By the AIdeaFlow Team

Clarifying HEVC licensing fees, royalties, and why vendors kill HEVC support

Good video compression is invisible until it breaks. Most of us stream high-resolution video without thinking about the codec tech making it possible. But when Dell and HP recently disabled HEVC (H.265) support on select PCs, that seamless experience fell apart for their customers.

Here's the weird part: HEVC support was already built into the CPUs by Intel or AMD. Dell and HP didn't add it, they just removed access to it. The reason comes down to patent licensing complexity that makes even using third-party hardware features a potential legal liability.

HEVC patent holders license their technology through multiple patent pools, and the fee structure isn't always clear. OEMs like Dell and HP apparently decided the licensing costs or legal uncertainty weren't worth keeping the feature enabled, even though the silicon capability was already there.

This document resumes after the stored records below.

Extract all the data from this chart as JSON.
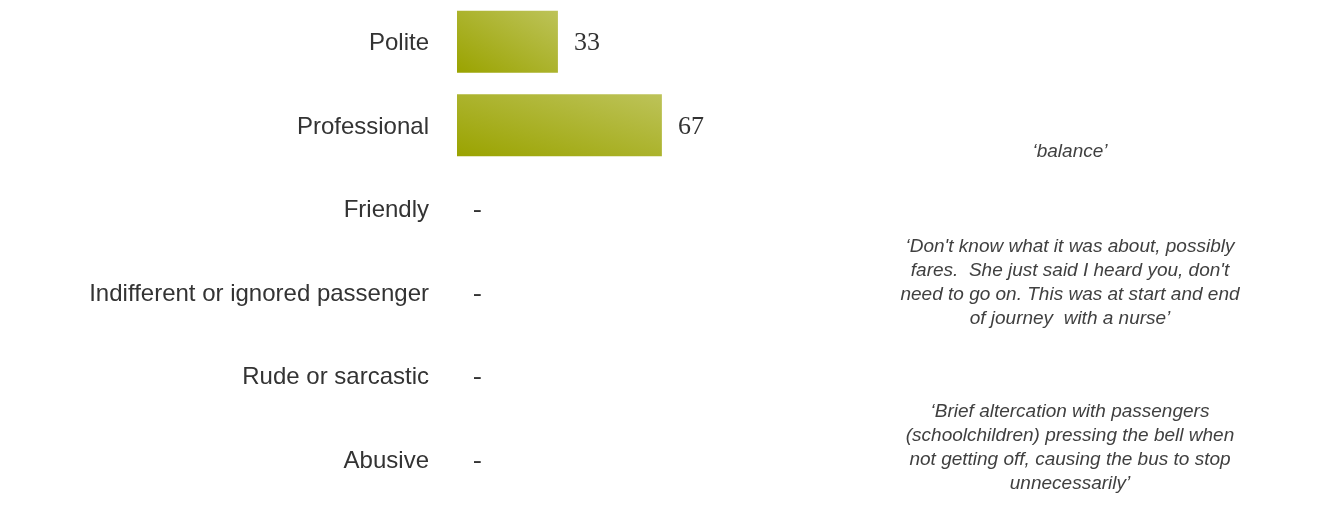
{
  "chart_data": {
    "type": "bar",
    "orientation": "horizontal",
    "categories": [
      "Polite",
      "Professional",
      "Friendly",
      "Indifferent or ignored passenger",
      "Rude or sarcastic",
      "Abusive"
    ],
    "values": [
      33,
      67,
      0,
      0,
      0,
      0
    ],
    "value_labels": [
      "33",
      "67",
      "-",
      "-",
      "-",
      "-"
    ],
    "color": "#9aa300",
    "annotations": [
      "‘balance’",
      "‘Don't know what it was about, possibly fares.  She just said I heard you, don't need to go on. This was at start and end of journey  with a nurse’",
      "‘Brief altercation with passengers (schoolchildren) pressing the bell when not getting off, causing the bus to stop unnecessarily’"
    ]
  }
}
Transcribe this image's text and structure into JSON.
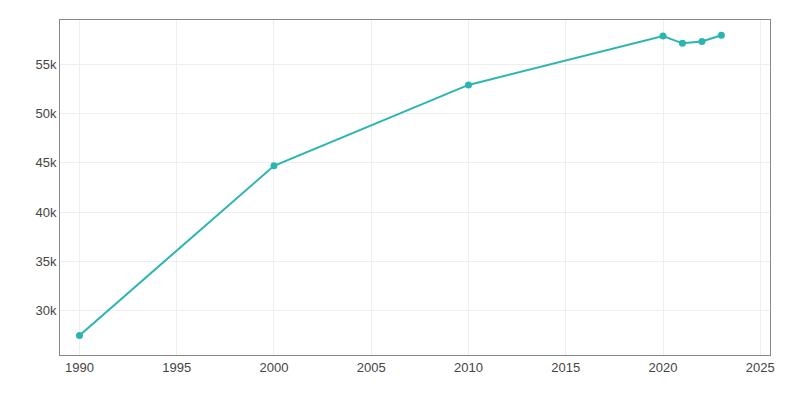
{
  "chart_data": {
    "type": "line",
    "x": [
      1990,
      2000,
      2010,
      2020,
      2021,
      2022,
      2023
    ],
    "values": [
      27485,
      44700,
      52909,
      57868,
      57132,
      57328,
      57953
    ],
    "color": "#2bb5b0",
    "marker": "circle",
    "xlim": [
      1989,
      2025.5
    ],
    "ylim": [
      25500,
      59500
    ],
    "xticks": [
      1990,
      1995,
      2000,
      2005,
      2010,
      2015,
      2020,
      2025
    ],
    "yticks": [
      {
        "value": 30000,
        "label": "30k"
      },
      {
        "value": 35000,
        "label": "35k"
      },
      {
        "value": 40000,
        "label": "40k"
      },
      {
        "value": 45000,
        "label": "45k"
      },
      {
        "value": 50000,
        "label": "50k"
      },
      {
        "value": 55000,
        "label": "55k"
      }
    ],
    "grid": true
  }
}
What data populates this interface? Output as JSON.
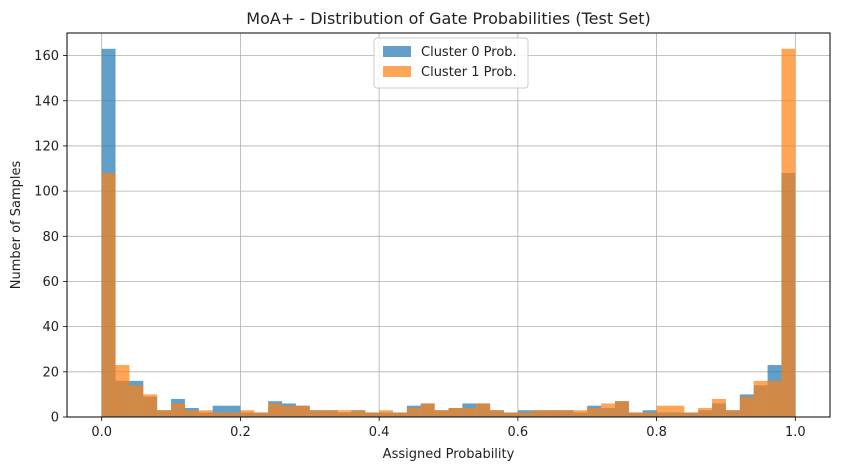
{
  "chart_data": {
    "type": "bar",
    "title": "MoA+ - Distribution of Gate Probabilities (Test Set)",
    "xlabel": "Assigned Probability",
    "ylabel": "Number of Samples",
    "xlim": [
      -0.05,
      1.05
    ],
    "ylim": [
      0,
      170
    ],
    "grid": true,
    "legend_position": "top-center",
    "bin_width": 0.02,
    "x_ticks": [
      0.0,
      0.2,
      0.4,
      0.6,
      0.8,
      1.0
    ],
    "x_tick_labels": [
      "0.0",
      "0.2",
      "0.4",
      "0.6",
      "0.8",
      "1.0"
    ],
    "y_ticks": [
      0,
      20,
      40,
      60,
      80,
      100,
      120,
      140,
      160
    ],
    "y_tick_labels": [
      "0",
      "20",
      "40",
      "60",
      "80",
      "100",
      "120",
      "140",
      "160"
    ],
    "bin_starts": [
      0.0,
      0.02,
      0.04,
      0.06,
      0.08,
      0.1,
      0.12,
      0.14,
      0.16,
      0.18,
      0.2,
      0.22,
      0.24,
      0.26,
      0.28,
      0.3,
      0.32,
      0.34,
      0.36,
      0.38,
      0.4,
      0.42,
      0.44,
      0.46,
      0.48,
      0.5,
      0.52,
      0.54,
      0.56,
      0.58,
      0.6,
      0.62,
      0.64,
      0.66,
      0.68,
      0.7,
      0.72,
      0.74,
      0.76,
      0.78,
      0.8,
      0.82,
      0.84,
      0.86,
      0.88,
      0.9,
      0.92,
      0.94,
      0.96,
      0.98
    ],
    "series": [
      {
        "name": "Cluster 0 Prob.",
        "color": "#1f77b4",
        "values": [
          163,
          16,
          16,
          9,
          3,
          8,
          4,
          2,
          5,
          5,
          2,
          2,
          7,
          6,
          5,
          3,
          3,
          2,
          3,
          2,
          2,
          2,
          5,
          6,
          3,
          4,
          6,
          6,
          3,
          2,
          3,
          3,
          3,
          3,
          2,
          5,
          4,
          7,
          2,
          3,
          2,
          2,
          2,
          3,
          6,
          3,
          10,
          14,
          23,
          108
        ]
      },
      {
        "name": "Cluster 1 Prob.",
        "color": "#ff7f0e",
        "values": [
          108,
          23,
          14,
          10,
          3,
          6,
          3,
          3,
          2,
          2,
          3,
          2,
          6,
          5,
          5,
          3,
          3,
          3,
          3,
          2,
          3,
          2,
          4,
          6,
          3,
          4,
          4,
          6,
          3,
          2,
          2,
          3,
          3,
          3,
          3,
          4,
          6,
          7,
          2,
          2,
          5,
          5,
          2,
          4,
          8,
          3,
          9,
          16,
          16,
          163
        ]
      }
    ]
  }
}
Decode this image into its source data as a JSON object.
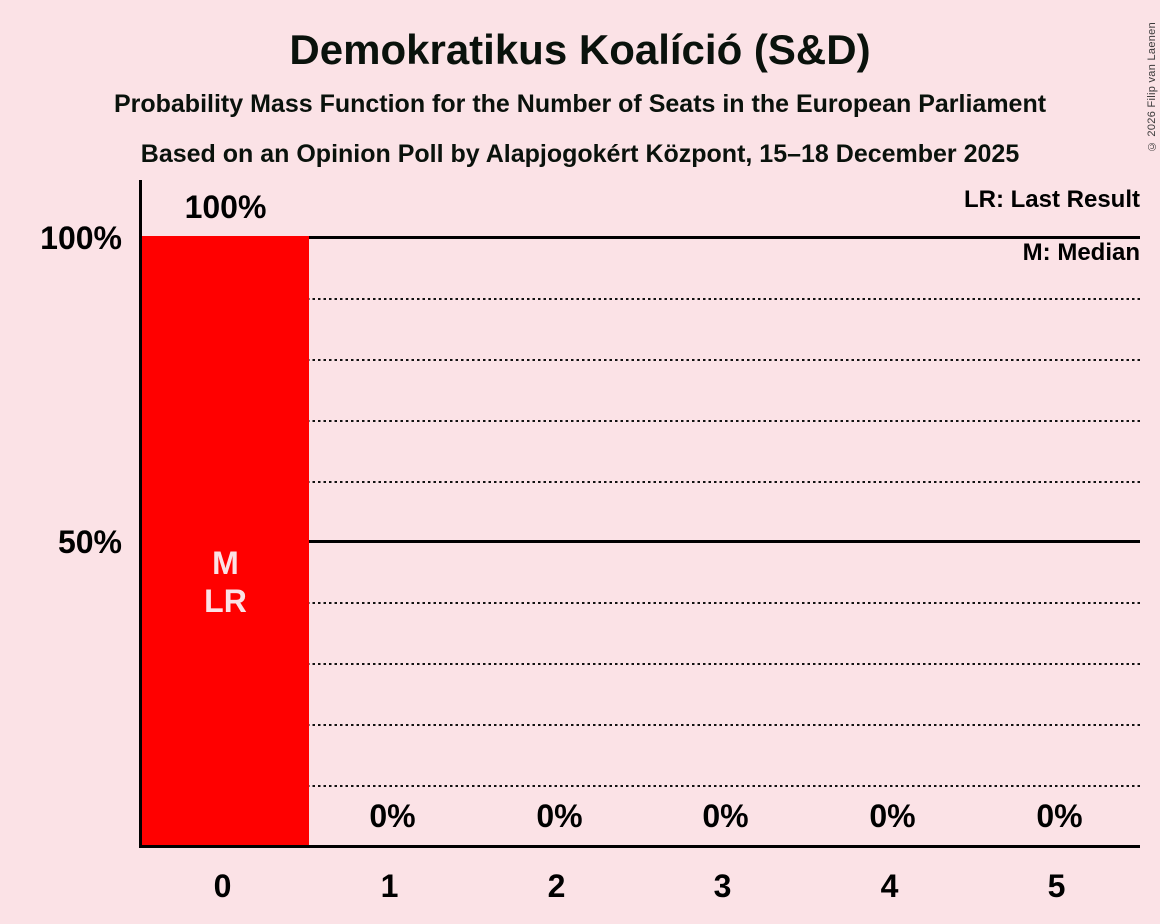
{
  "copyright": "© 2026 Filip van Laenen",
  "chart_data": {
    "type": "bar",
    "title": "Demokratikus Koalíció (S&D)",
    "subtitle": "Probability Mass Function for the Number of Seats in the European Parliament",
    "poll_line": "Based on an Opinion Poll by Alapjogokért Központ, 15–18 December 2025",
    "categories": [
      "0",
      "1",
      "2",
      "3",
      "4",
      "5"
    ],
    "values": [
      100,
      0,
      0,
      0,
      0,
      0
    ],
    "value_labels": [
      "100%",
      "0%",
      "0%",
      "0%",
      "0%",
      "0%"
    ],
    "xlabel": "",
    "ylabel": "",
    "ylim": [
      0,
      100
    ],
    "ytick_labels": [
      "100%",
      "50%"
    ],
    "grid": "solid lines at 100% and 50%, dotted lines every 10%",
    "legend": {
      "lr": "LR: Last Result",
      "m": "M: Median"
    },
    "annotations": {
      "median": "M",
      "last_result": "LR",
      "annotated_seat": "0"
    },
    "colors": {
      "bar": "#FF0000",
      "background": "#FBE2E6",
      "text": "#000000",
      "bar_annotation_text": "#FBE2E6"
    }
  }
}
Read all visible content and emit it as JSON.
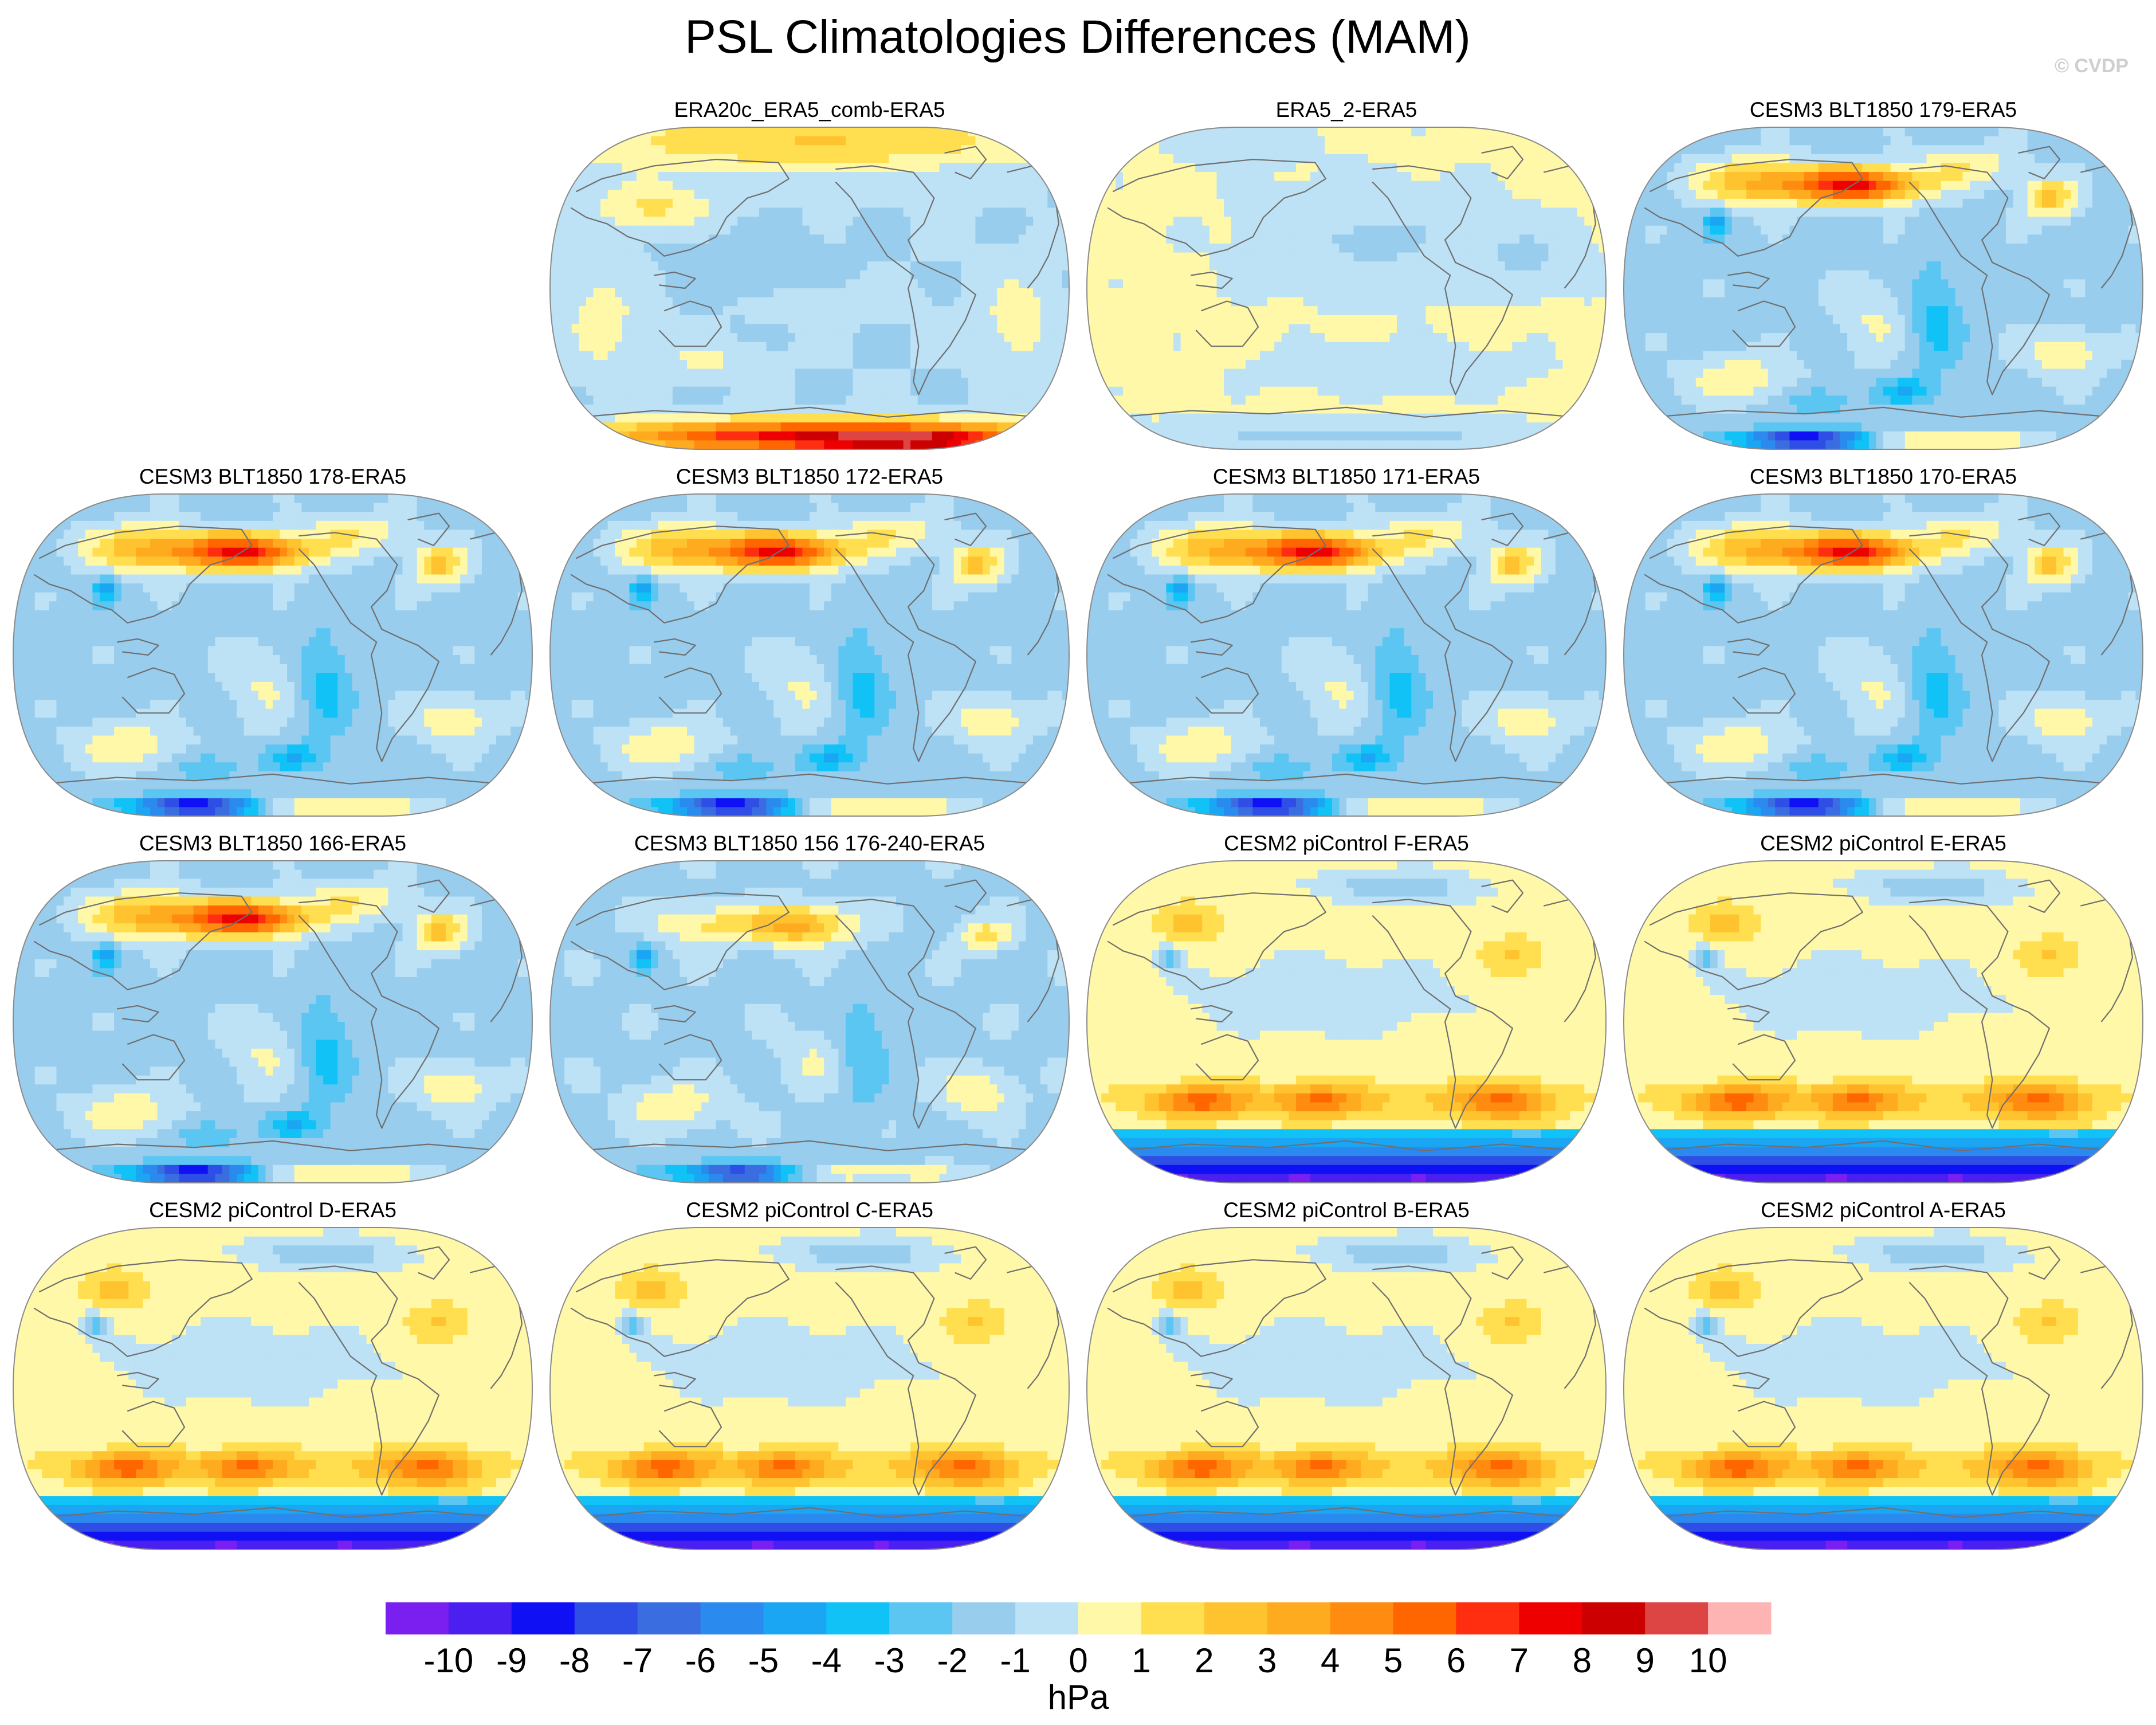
{
  "chart_data": {
    "type": "heatmap",
    "title": "PSL Climatologies Differences (MAM)",
    "watermark": "© CVDP",
    "projection": "robinson",
    "panels": [
      {
        "title": "ERA20c_ERA5_comb-ERA5",
        "row": 0,
        "col": 1,
        "pattern": "era20c"
      },
      {
        "title": "ERA5_2-ERA5",
        "row": 0,
        "col": 2,
        "pattern": "era5"
      },
      {
        "title": "CESM3 BLT1850 179-ERA5",
        "row": 0,
        "col": 3,
        "pattern": "cesm3"
      },
      {
        "title": "CESM3 BLT1850 178-ERA5",
        "row": 1,
        "col": 0,
        "pattern": "cesm3"
      },
      {
        "title": "CESM3 BLT1850 172-ERA5",
        "row": 1,
        "col": 1,
        "pattern": "cesm3"
      },
      {
        "title": "CESM3 BLT1850 171-ERA5",
        "row": 1,
        "col": 2,
        "pattern": "cesm3"
      },
      {
        "title": "CESM3 BLT1850 170-ERA5",
        "row": 1,
        "col": 3,
        "pattern": "cesm3"
      },
      {
        "title": "CESM3 BLT1850 166-ERA5",
        "row": 2,
        "col": 0,
        "pattern": "cesm3"
      },
      {
        "title": "CESM3 BLT1850 156 176-240-ERA5",
        "row": 2,
        "col": 1,
        "pattern": "cesm3weak"
      },
      {
        "title": "CESM2 piControl F-ERA5",
        "row": 2,
        "col": 2,
        "pattern": "cesm2"
      },
      {
        "title": "CESM2 piControl E-ERA5",
        "row": 2,
        "col": 3,
        "pattern": "cesm2"
      },
      {
        "title": "CESM2 piControl D-ERA5",
        "row": 3,
        "col": 0,
        "pattern": "cesm2"
      },
      {
        "title": "CESM2 piControl C-ERA5",
        "row": 3,
        "col": 1,
        "pattern": "cesm2"
      },
      {
        "title": "CESM2 piControl B-ERA5",
        "row": 3,
        "col": 2,
        "pattern": "cesm2"
      },
      {
        "title": "CESM2 piControl A-ERA5",
        "row": 3,
        "col": 3,
        "pattern": "cesm2"
      }
    ],
    "colorbar": {
      "units": "hPa",
      "levels": [
        -10,
        -9,
        -8,
        -7,
        -6,
        -5,
        -4,
        -3,
        -2,
        -1,
        0,
        1,
        2,
        3,
        4,
        5,
        6,
        7,
        8,
        9,
        10
      ],
      "tick_labels": [
        "-10",
        "-9",
        "-8",
        "-7",
        "-6",
        "-5",
        "-4",
        "-3",
        "-2",
        "-1",
        "0",
        "1",
        "2",
        "3",
        "4",
        "5",
        "6",
        "7",
        "8",
        "9",
        "10"
      ],
      "colors": [
        "#7a1ff0",
        "#4b1ff0",
        "#1010f4",
        "#2e4ee6",
        "#3a6ee0",
        "#2a8aee",
        "#1aa6f2",
        "#10c2f6",
        "#5cc6f2",
        "#98cdee",
        "#bde1f5",
        "#fff8a8",
        "#ffdf50",
        "#ffc330",
        "#ffab20",
        "#ff8c10",
        "#ff6600",
        "#ff2e10",
        "#ee0000",
        "#cc0000",
        "#dd4444",
        "#ffb4b4"
      ]
    }
  }
}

This matters if you work with video at all. HEVC offers better compression than older codecs, meaning smaller file sizes for the same quality. If your work involves video editing, streaming, or any content creation, codec support directly affects your workflow and file management.

The situation raises questions about whether patent holders are effectively charging twice: once to chipmakers who build HEVC into processors, and again to OEMs who sell those processors. That double-dipping concern is why some vendors are walking away from HEVC entirely.

For AI and tech professionals, this is a reminder that patent licensing shapes which tools and features actually make it to your devices. The tech might exist in your hardware, but legal and financial decisions can still lock it away.